In addition to a relationship crisis, your film explores a crisis within a long-term friendship.
It’s that time when your relationships and friendships fall apart all at once. Close relationships, like romantic relationships or the ones you have with your brother, father or your friend, are so powerful when they’re damaged. If a stranger acts in a way I don’t like, I’ll be angry, but then we go our separate ways. In a family, if you don’t solve your problems, there’s an ongoing clash, and I like the drama and emotions that come from that.

You’ve said that in your films, landscape plays a very important role. What was so special to you about the Apulian landscape?
I think landscape has a big impact on people and on wider society, on how we live together. We grow up in a certain kind of environment and then, after we’ve moved to another location, we tend to return to our original homes, even if they’re not all that pretty. For a drama like this, I liked the contrast between the paradisiacal setting and the horrible things that happen there. Originally, it was set on a lake in Switzerland, but as soon as I saw Vieste while scouting for locations, I knew that it was the right place to shoot.

Another unsettling aspect in the film is the presence of a group of soldiers training for war in this holiday setting. How did they find their way into the screenplay?
Again, I liked the contrast: we’ve got soldiers preparing for war in the very place the characters are spending their holiday. The army’s camp is really close to this paradise. I wrote the script far before the war in Ukraine and Israel; I trekked across the USA and met a lot of veterans who suffer from Post-Traumatic Stress Disorder. It’s more topical than ever now, but war has always been there. In Europe, after the war in the early Nineties, we thought we were pretty much safe and started to forget about it. But right now, it feels like we can’t live without war. It’s wrong on so many levels, but the harsh reality is that we’re too stupid as human beings to live together, so we fight one another.

And what can you tell me about Phil Collins? His presence seems to hover over this seaside destination. Why him?
All of his songs are about love and relationships, and this is another of the film’s layers. I also liked the fact that, sometimes, huge celebrities choose to live in small towns and that the locals know about it but they don’t talk about it, because tourists shouldn’t find out or they might try to track them down. It’s also meant to be symbolic: how to happily co-exist in love, friendship and in wider society is one of the world’s great unanswered questions.
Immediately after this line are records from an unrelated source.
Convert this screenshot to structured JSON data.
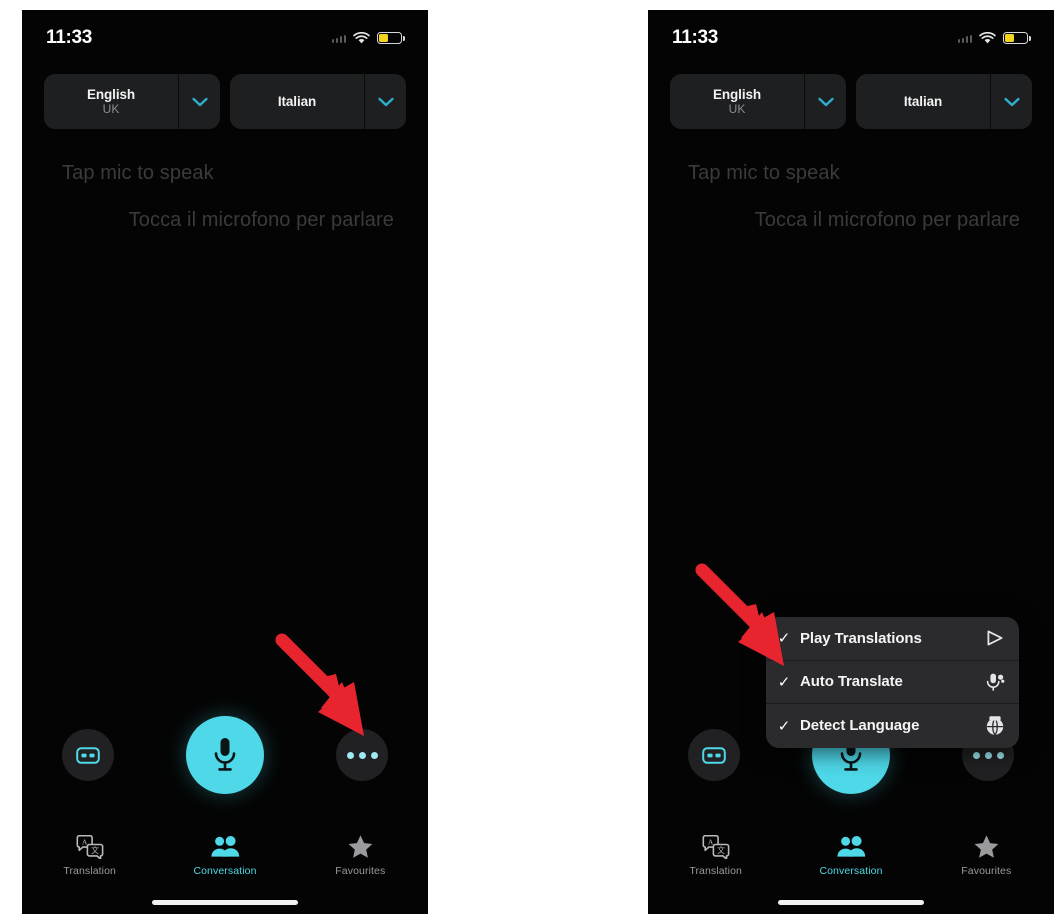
{
  "meta": {
    "app": "Translate",
    "screen": "Conversation",
    "panels": 2,
    "accent_color": "#4ed8e8",
    "background_color": "#040404",
    "menu_background_color": "#2b2b2d",
    "arrow_color": "#e8252f",
    "battery_color": "#f4d41c"
  },
  "status_bar": {
    "time": "11:33",
    "signal_icon": "signal-dots-icon",
    "wifi_icon": "wifi-icon",
    "battery_icon": "battery-low-power-icon"
  },
  "language_bar": {
    "source": {
      "name": "English",
      "region": "UK",
      "chevron_icon": "chevron-down-icon"
    },
    "target": {
      "name": "Italian",
      "region": "",
      "chevron_icon": "chevron-down-icon"
    }
  },
  "conversation": {
    "prompt_source": "Tap mic to speak",
    "prompt_target": "Tocca il microfono per parlare"
  },
  "controls": {
    "left_button": {
      "label": "Side by side view",
      "icon": "card-view-icon"
    },
    "mic_button": {
      "label": "Microphone",
      "icon": "microphone-icon"
    },
    "more_button": {
      "label": "More options",
      "icon": "three-dots-icon"
    }
  },
  "tab_bar": {
    "tabs": [
      {
        "label": "Translation",
        "icon": "translation-bubbles-icon",
        "active": false
      },
      {
        "label": "Conversation",
        "icon": "two-people-icon",
        "active": true
      },
      {
        "label": "Favourites",
        "icon": "star-icon",
        "active": false
      }
    ]
  },
  "menu": {
    "items": [
      {
        "label": "Play Translations",
        "checked": true,
        "check_glyph": "✓",
        "icon": "play-triangle-icon"
      },
      {
        "label": "Auto Translate",
        "checked": true,
        "check_glyph": "✓",
        "icon": "auto-microphone-icon"
      },
      {
        "label": "Detect Language",
        "checked": true,
        "check_glyph": "✓",
        "icon": "detect-language-icon"
      }
    ]
  },
  "annotations": {
    "left_arrow": {
      "target": "more-options-button",
      "direction": "down-right"
    },
    "right_arrow": {
      "target": "options-menu",
      "direction": "down-right"
    }
  }
}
Your next project is called Lupus. What’s it about?
It’s set in the Swiss mountains in a very remote place, with a shepherdess looking after a flock of sheep. There’s a wolf coming and she needs to get help, but when she travels down to the valley, she realises there’s been a huge, worldwide blackout. Society has been turned upside down and she has to protect her home, because people are coming. They want her sheep and her life, she’s at risk. She moved up into the mountains to find herself, but now wider society is joining her there: it’s quite dystopian. Lupus is currently in development and we’re on the lookout for funding. It’s already supported by the Zurich Film Fund. I’ll be working with Julia Jentsch again. But I have other projects in mind, too, and I’d like to come back to Italy soon, especially to Apulia.